Why Aren’t all Clinical Trials Blinded and Randomized?

One significant downside of double-blinded randomized trials is their cost and complexity. These studies require a considerable investment of time, money, and resources to design, conduct, and analyze. For example, in some studies, the medication or intervention being tested may be expensive or difficult to administer, which can make randomization and blinding challenging.  

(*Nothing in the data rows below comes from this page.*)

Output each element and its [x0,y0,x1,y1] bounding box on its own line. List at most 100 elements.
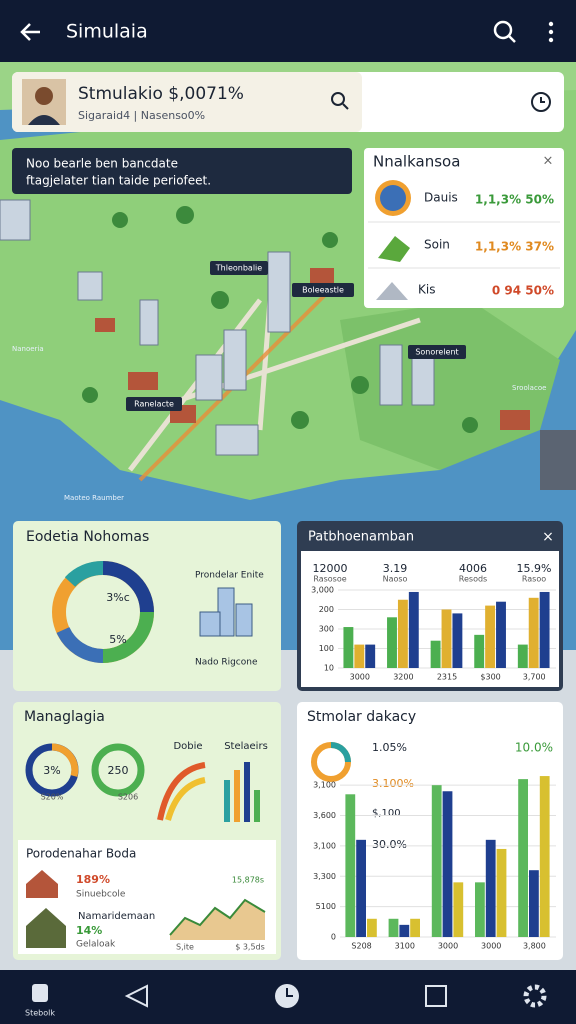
bar [496,601,506,668]
row-value: 189% [76,873,110,886]
x-tick-label: $300 [480,673,500,682]
bar [367,918,377,937]
y-tick-label: 0 [331,933,336,942]
search-icon[interactable] [331,92,349,110]
back-button[interactable] [20,23,40,41]
bar [442,791,453,937]
stat: 1.05% [372,741,407,754]
stat: 10.0% [515,741,553,755]
nav-recent[interactable] [425,985,447,1007]
row-label: Gelaloak [76,940,116,950]
donut-label: 3%c [106,591,130,604]
bar [517,644,528,668]
bar [474,634,485,668]
donut [91,743,145,797]
stat-label: Rasoo [522,575,546,584]
y-tick-label: 3,100 [313,781,336,790]
mini-bars [224,762,260,822]
nav-label: Stebolk [25,1009,55,1018]
row-icon [380,185,406,211]
map-label: Sroolacoe [512,384,546,392]
card-title: Managlagia [24,709,105,725]
app-bar [0,0,576,62]
donut [330,742,351,763]
bar [453,882,464,937]
spark-label: $ 3,5ds [235,943,265,952]
y-tick-label: 10 [324,664,334,673]
map-label: Boleeastle [302,286,344,295]
y-tick-label: 100 [319,644,334,653]
bar [518,779,528,937]
spark-label: S,ite [176,943,194,952]
y-tick-label: 200 [319,605,334,614]
row-label: Soin [424,238,450,252]
stat-label: Rasosoe [313,575,346,584]
card-title: Stmolar dakacy [307,709,416,725]
notice-text: ftagjelater tian taide periofeet. [26,174,211,188]
bar [452,613,463,668]
bar [365,644,376,668]
map-tag: Boleeastle [292,283,354,297]
icon [157,762,206,821]
bar [431,785,442,937]
card-title: Eodetia Nohomas [26,529,149,545]
map-tag: Sonorelent [408,345,466,359]
nav-back[interactable] [124,984,148,1008]
map-label: Sonorelent [415,348,458,357]
x-tick-label: 3,800 [523,942,546,951]
bar [528,597,539,668]
house-icon [26,908,66,948]
bridge [540,430,576,490]
donut-label: 250 [108,764,129,777]
row-icon [376,282,408,300]
buildings [0,199,435,456]
search-button[interactable] [493,20,516,43]
side-label: Stelaeirs [224,741,268,752]
bar [397,599,408,668]
house-icon [26,870,58,898]
bar [387,617,397,668]
bar [529,870,539,937]
row-value: 14% [76,924,102,937]
map-tag: Thleonbalie [210,261,268,275]
x-tick-label: S208 [351,942,371,951]
close-button[interactable]: × [543,154,554,169]
card-title: Stmulakio $,0071% [78,84,244,104]
map-label: Ranelacte [134,400,174,409]
search-field[interactable] [12,72,362,132]
y-tick-label: 3,000 [311,586,334,595]
card-subtitle: Sigaraid4 | Nasenso0% [78,109,205,122]
y-tick-label: 3,600 [313,811,336,820]
donut-label: 5% [109,633,126,646]
y-tick-label: 3,100 [313,841,336,850]
bar [475,882,485,937]
map-label: Thleonbalie [215,264,262,273]
row-label: Kis [418,283,435,297]
bar [485,839,496,937]
donut-sub: S20% [41,793,64,802]
donut-label: 3% [43,764,60,777]
bar [485,605,496,668]
side-label: Prondelar Enite [195,571,264,581]
map-tag: Ranelacte [126,397,182,411]
more-button[interactable] [548,21,554,43]
nav-home[interactable] [32,984,48,1002]
x-tick-label: 2315 [437,673,457,682]
icon [165,777,206,821]
spark-label: 15,878s [232,876,264,885]
bar [410,918,420,937]
bar [408,591,419,668]
row-title: Namaridemaan [78,911,155,922]
bar [539,591,550,668]
close-button[interactable]: × [542,529,554,545]
avatar-body [28,115,60,125]
bar [539,776,550,937]
roofs [95,268,530,430]
clock-icon[interactable] [531,92,551,112]
x-tick-label: 3000 [438,942,458,951]
nav-settings[interactable] [523,984,547,1008]
row-label: Sinuebcole [76,890,126,900]
sparkline [169,898,266,936]
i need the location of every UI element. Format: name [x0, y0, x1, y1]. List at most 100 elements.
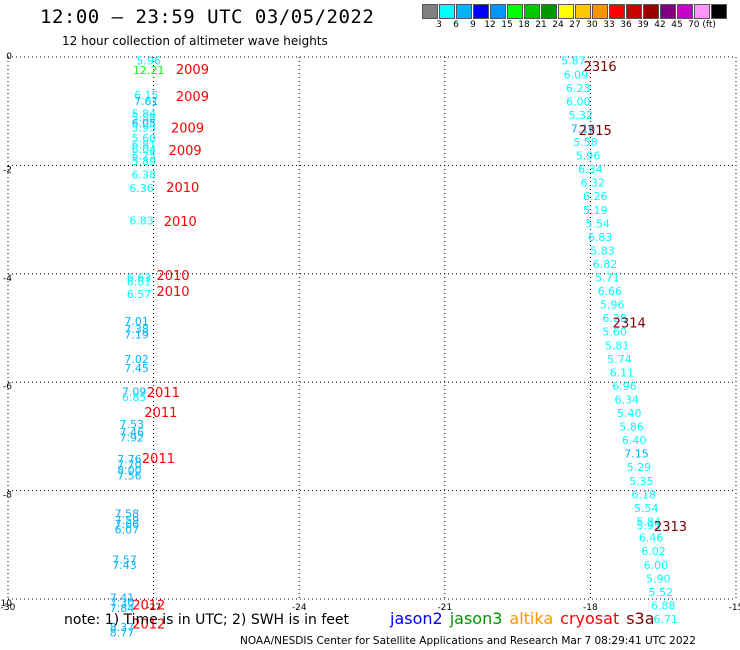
legend-label: 3	[436, 20, 442, 30]
y-tick-label: -2	[3, 165, 12, 175]
wave-height-point: 5.58	[573, 136, 598, 149]
wave-height-point: 6.26	[583, 190, 608, 203]
wave-height-point: 6.63	[127, 272, 152, 285]
wave-height-point: 6.40	[622, 434, 647, 447]
satellite-jason3: jason3	[449, 609, 503, 628]
legend-label: 70 (ft)	[688, 20, 716, 30]
y-tick-label: -8	[3, 491, 12, 501]
legend-label: 24	[552, 20, 564, 30]
legend-label: 30	[586, 20, 598, 30]
wave-height-point: 6.81	[132, 139, 157, 152]
time-annotation: 2010	[166, 181, 199, 196]
time-annotation: 2009	[176, 90, 209, 105]
legend-label: 39	[637, 20, 649, 30]
wave-height-point: 6.09	[564, 68, 589, 81]
legend-swatch	[422, 4, 438, 19]
wave-height-point: 6.28	[602, 312, 627, 325]
y-tick-label: -4	[3, 274, 12, 284]
wave-height-point: 7.59	[115, 514, 140, 527]
wave-height-point: 5.84	[132, 107, 157, 120]
legend-swatch	[626, 4, 642, 19]
wave-height-point: 6.00	[566, 95, 591, 108]
wave-height-point: 7.58	[115, 507, 140, 520]
wave-height-point: 6.32	[581, 177, 606, 190]
legend-label: 6	[453, 20, 459, 30]
legend-swatch	[541, 4, 557, 19]
wave-height-point: 5.29	[627, 461, 652, 474]
wave-height-point: 5.83	[590, 244, 615, 257]
legend-swatch	[711, 4, 727, 19]
wave-height-point: 5.88	[132, 112, 157, 125]
wave-height-point: 5.71	[595, 272, 620, 285]
wave-height-point: 6.04	[132, 143, 157, 156]
wave-height-point: 7.43	[112, 559, 137, 572]
wave-height-point: 5.60	[132, 132, 157, 145]
wave-height-point: 6.02	[641, 545, 666, 558]
wave-height-point: 6.25	[132, 150, 157, 163]
legend-swatch	[609, 4, 625, 19]
wave-height-point: 6.46	[639, 532, 664, 545]
legend-swatch	[643, 4, 659, 19]
wave-height-point: 7.16	[571, 122, 596, 135]
wave-height-point: 6.00	[644, 559, 669, 572]
legend-label: 45	[671, 20, 683, 30]
y-tick-label: -10	[0, 599, 12, 609]
wave-height-point: 5.96	[136, 55, 161, 68]
wave-height-point: 6.11	[610, 366, 635, 379]
legend-swatch	[660, 4, 676, 19]
chart-grid	[7, 56, 737, 600]
wave-height-point: 5.60	[602, 326, 627, 339]
wave-height-point: 5.40	[617, 407, 642, 420]
wave-height-point: 7.56	[117, 469, 142, 482]
wave-height-point: 5.89	[132, 155, 157, 168]
wave-height-point: 5.74	[607, 353, 632, 366]
wave-height-point: 6.96	[612, 380, 637, 393]
legend-swatches	[422, 4, 740, 19]
wave-height-point: 5.95	[132, 121, 157, 134]
wave-height-point: 6.83	[129, 215, 154, 228]
wave-height-point: 5.96	[600, 299, 625, 312]
time-annotation: 2010	[164, 215, 197, 230]
y-tick-label: -6	[3, 382, 12, 392]
wave-height-point: 6.23	[566, 82, 591, 95]
wave-height-point: 7.30	[110, 597, 135, 610]
wave-height-point: 5.90	[646, 572, 671, 585]
time-annotation: 2316	[584, 60, 617, 75]
wave-height-point: 7.19	[124, 328, 149, 341]
legend-label: 21	[535, 20, 547, 30]
wave-height-point: 6.66	[598, 285, 623, 298]
wave-height-point: 7.57	[112, 553, 137, 566]
wave-height-point: 6.07	[115, 524, 140, 537]
legend-label: 27	[569, 20, 581, 30]
legend-swatch	[575, 4, 591, 19]
wave-height-point: 7.46	[120, 426, 145, 439]
wave-height-point: 7.09	[122, 385, 147, 398]
time-annotation: 2010	[156, 285, 189, 300]
wave-height-point: 5.54	[634, 502, 659, 515]
legend-label: 15	[501, 20, 513, 30]
legend-labels: 3 6 9 12 15 18 21 24 27 30 33 36 39 42 45 70 (ft)	[422, 19, 740, 31]
wave-height-point: 5.96	[576, 150, 601, 163]
time-annotation: 2011	[144, 406, 177, 421]
page-title: 12:00 – 23:59 UTC 03/05/2022	[40, 6, 375, 28]
wave-height-point: 7.76	[117, 453, 142, 466]
wave-height-point: 8.77	[110, 627, 135, 640]
wave-height-point: 6.38	[132, 169, 157, 182]
wave-height-point: 5.84	[636, 515, 661, 528]
page-subtitle: 12 hour collection of altimeter wave hei…	[62, 34, 328, 48]
wave-height-point: 5.32	[568, 109, 593, 122]
data-points: 5.9612.216.157.615.845.886.055.955.606.8…	[110, 55, 678, 640]
time-annotation: 2010	[156, 269, 189, 284]
x-tick-label: -30	[1, 603, 16, 613]
legend-swatch	[558, 4, 574, 19]
legend-label: 33	[603, 20, 615, 30]
axis-tick-labels: -30-27-24-21-18-150-2-4-6-8-10	[0, 52, 740, 613]
wave-height-point: 6.85	[122, 391, 147, 404]
wave-height-point: 5.35	[629, 475, 654, 488]
wave-height-point: 5.86	[619, 421, 644, 434]
wave-height-point: 6.82	[593, 258, 618, 271]
legend-swatch	[677, 4, 693, 19]
legend-swatch	[439, 4, 455, 19]
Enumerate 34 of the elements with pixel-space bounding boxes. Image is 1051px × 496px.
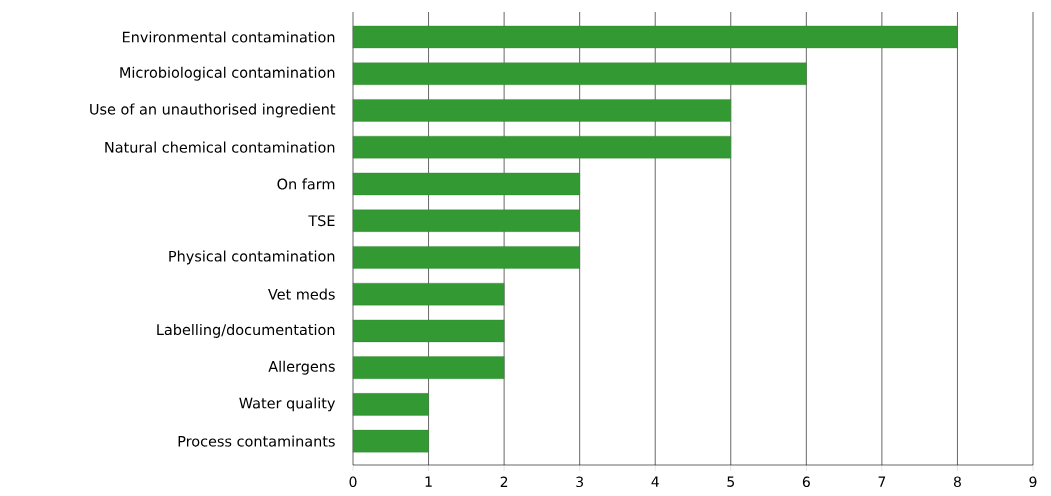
y-tick-label: Allergens: [268, 360, 335, 375]
bar: [352, 246, 580, 269]
bar: [352, 62, 807, 85]
y-tick-label: Environmental contamination: [122, 31, 335, 43]
x-tick-label: 0: [349, 476, 357, 488]
x-tick-label: 8: [953, 476, 961, 488]
x-tick-label: 2: [500, 476, 508, 487]
y-tick-label: Vet meds: [268, 288, 335, 300]
y-tick-label: Physical contamination: [169, 250, 335, 265]
bar: [352, 319, 505, 343]
y-tick-label: On farm: [277, 178, 335, 190]
bar: [352, 209, 580, 232]
bar: [352, 393, 429, 416]
bar: [352, 429, 429, 453]
x-tick-label: 1: [425, 476, 432, 487]
y-tick-label: Use of an unauthorised ingredient: [90, 103, 336, 118]
bar: [352, 282, 505, 306]
x-tick-label: 5: [727, 476, 734, 487]
bar: [352, 25, 958, 49]
x-tick-label: 9: [1029, 476, 1037, 488]
x-tick-label: 3: [576, 476, 583, 488]
x-tick-label: 4: [651, 476, 659, 487]
bar: [352, 356, 505, 379]
x-tick-label: 7: [878, 476, 886, 487]
y-tick-label: Labelling/documentation: [157, 323, 335, 338]
bar: [352, 99, 731, 122]
x-tick-label: 6: [802, 476, 810, 488]
y-tick-label: Process contaminants: [178, 435, 335, 447]
bar: [352, 136, 731, 159]
y-tick-label: TSE: [308, 215, 335, 227]
y-tick-label: Natural chemical contamination: [105, 141, 335, 153]
y-tick-label: Microbiological contamination: [120, 66, 335, 81]
bar: [352, 172, 580, 196]
y-tick-label: Water quality: [239, 397, 336, 412]
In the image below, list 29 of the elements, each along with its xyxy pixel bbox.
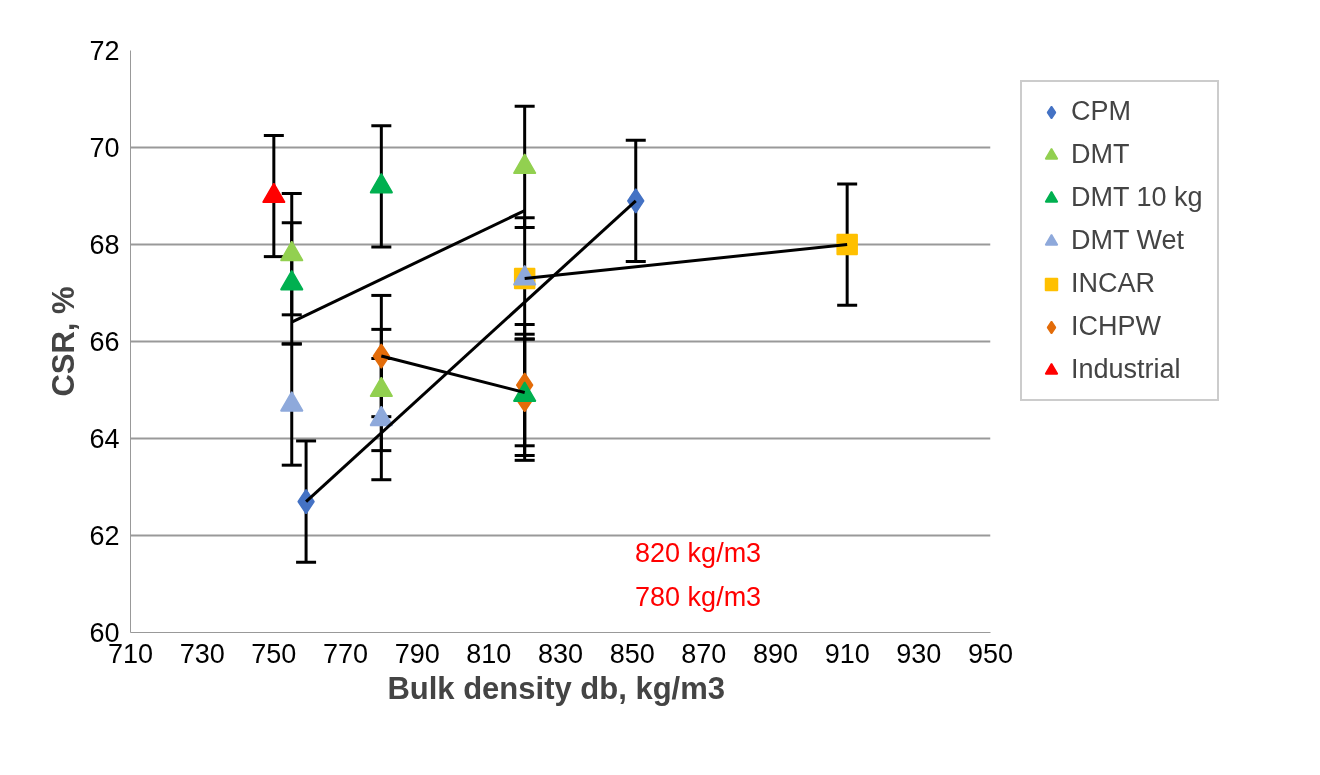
- legend-label: Industrial: [1071, 354, 1181, 385]
- y-tick-label: 70: [89, 133, 120, 163]
- x-tick-label: 890: [752, 638, 799, 669]
- y-tick-label: 66: [89, 327, 120, 357]
- x-tick-label: 830: [537, 638, 584, 669]
- annotation: 780 kg/m3: [635, 582, 762, 613]
- y-tick-label: 68: [89, 230, 120, 260]
- x-axis-title: Bulk density db, kg/m3: [387, 670, 726, 706]
- y-axis-title: CSR, %: [46, 286, 82, 397]
- x-tick-label: 930: [896, 638, 942, 669]
- legend-label: DMT: [1071, 139, 1130, 170]
- legend-label: DMT Wet: [1071, 225, 1185, 256]
- x-tick-label: 870: [681, 638, 727, 669]
- y-tick-label: 62: [89, 521, 120, 551]
- y-tick-label: 64: [89, 424, 120, 454]
- legend-label: ICHPW: [1071, 311, 1161, 342]
- x-tick-label: 950: [967, 638, 1014, 669]
- legend-label: CPM: [1071, 96, 1131, 127]
- x-tick-label: 910: [824, 638, 870, 669]
- annotation: 820 kg/m3: [635, 538, 762, 569]
- legend-label: DMT 10 kg: [1071, 182, 1203, 213]
- legend-label: INCAR: [1071, 268, 1156, 299]
- y-tick-label: 72: [89, 36, 120, 66]
- x-tick-label: 790: [394, 638, 440, 669]
- x-tick-label: 730: [179, 638, 225, 669]
- x-tick-label: 750: [251, 638, 297, 669]
- x-tick-label: 810: [466, 638, 512, 669]
- x-tick-label: 850: [609, 638, 655, 669]
- x-tick-label: 770: [322, 638, 369, 669]
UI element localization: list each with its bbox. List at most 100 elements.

Another challenge of double-blinded randomized trials is the risk of participant dropouts or noncompliance. In some cases, participants may withdraw from the study because they believe they are not receiving the treatment they want, or they may not comply with the treatment regimen if they suspect they are in the placebo group. These factors can negatively impact the study's results, particularly if a significant number of participants drop out or fail to comply with the treatment regimen.

Additionally, some types of studies may not lend themselves to double-blinded randomized designs. For example, observational studies, such as those that examine the effects of lifestyle factors on health outcomes, are not amenable to randomization because the participants cannot be randomly assigned to different lifestyles.


Double-blinded randomized trials have revolutionized clinical research by minimizing bias and producing reliable results. These studies have played a crucial role in identifying effective treatments and therapies and eliminating ineffective or harmful ones.  At PRIMR, we made a video to help participants understand blinded, randomized study design.

Years after enrolling, I got an email from the principal investigator on the EPO study - he said the study was complete and he was contacting all participants to reveal their treatment arm. Turns out I got erythropoietin!  So my jogging tolerance was in fact performance enhanced, not placebo!  🏃‍♂️ 


How do researchers ensure the randomization process in double-blinded trials is truly random and unbiased?

Researchers typically use computer-generated randomization schemes or random number tables to assign participants to treatment groups. This ensures that each participant has an equal chance of being assigned to any treatment group, minimizing the risk of selection bias. Additionally, researchers may employ stratified randomization to ensure balance across important participant characteristics, such as age or severity of the condition being studied.

What specific measures are taken to address and minimize participant dropout and noncompliance in double-blinded randomized trials?

These strategies may include providing thorough participant education and informed consent processes, offering incentives for participation, implementing rigorous follow-up procedures, and employing strategies to enhance participant engagement and retention throughout the trial. Additionally, researchers may use intention-to-treat analysis to include all randomized participants in the analysis, regardless of adherence to the treatment regimen, thus minimizing the impact of dropout and noncompliance on the study's results.

Are there any ethical concerns or debates surrounding the use of placebo groups in double-blinded trials, especially in cases where effective treatments are already available?

Critics argue that withholding a potentially beneficial treatment from participants in the control group may be unethical, as it exposes them to unnecessary harm or denies them access to care. However, proponents argue that placebo-controlled trials are essential for establishing the efficacy of new treatments and ensuring that any observed effects are not merely due to the placebo effect. Ethical considerations in such cases often involve careful balancing of risks and benefits and ensuring that participants are fully informed and provided with appropriate care throughout the trial.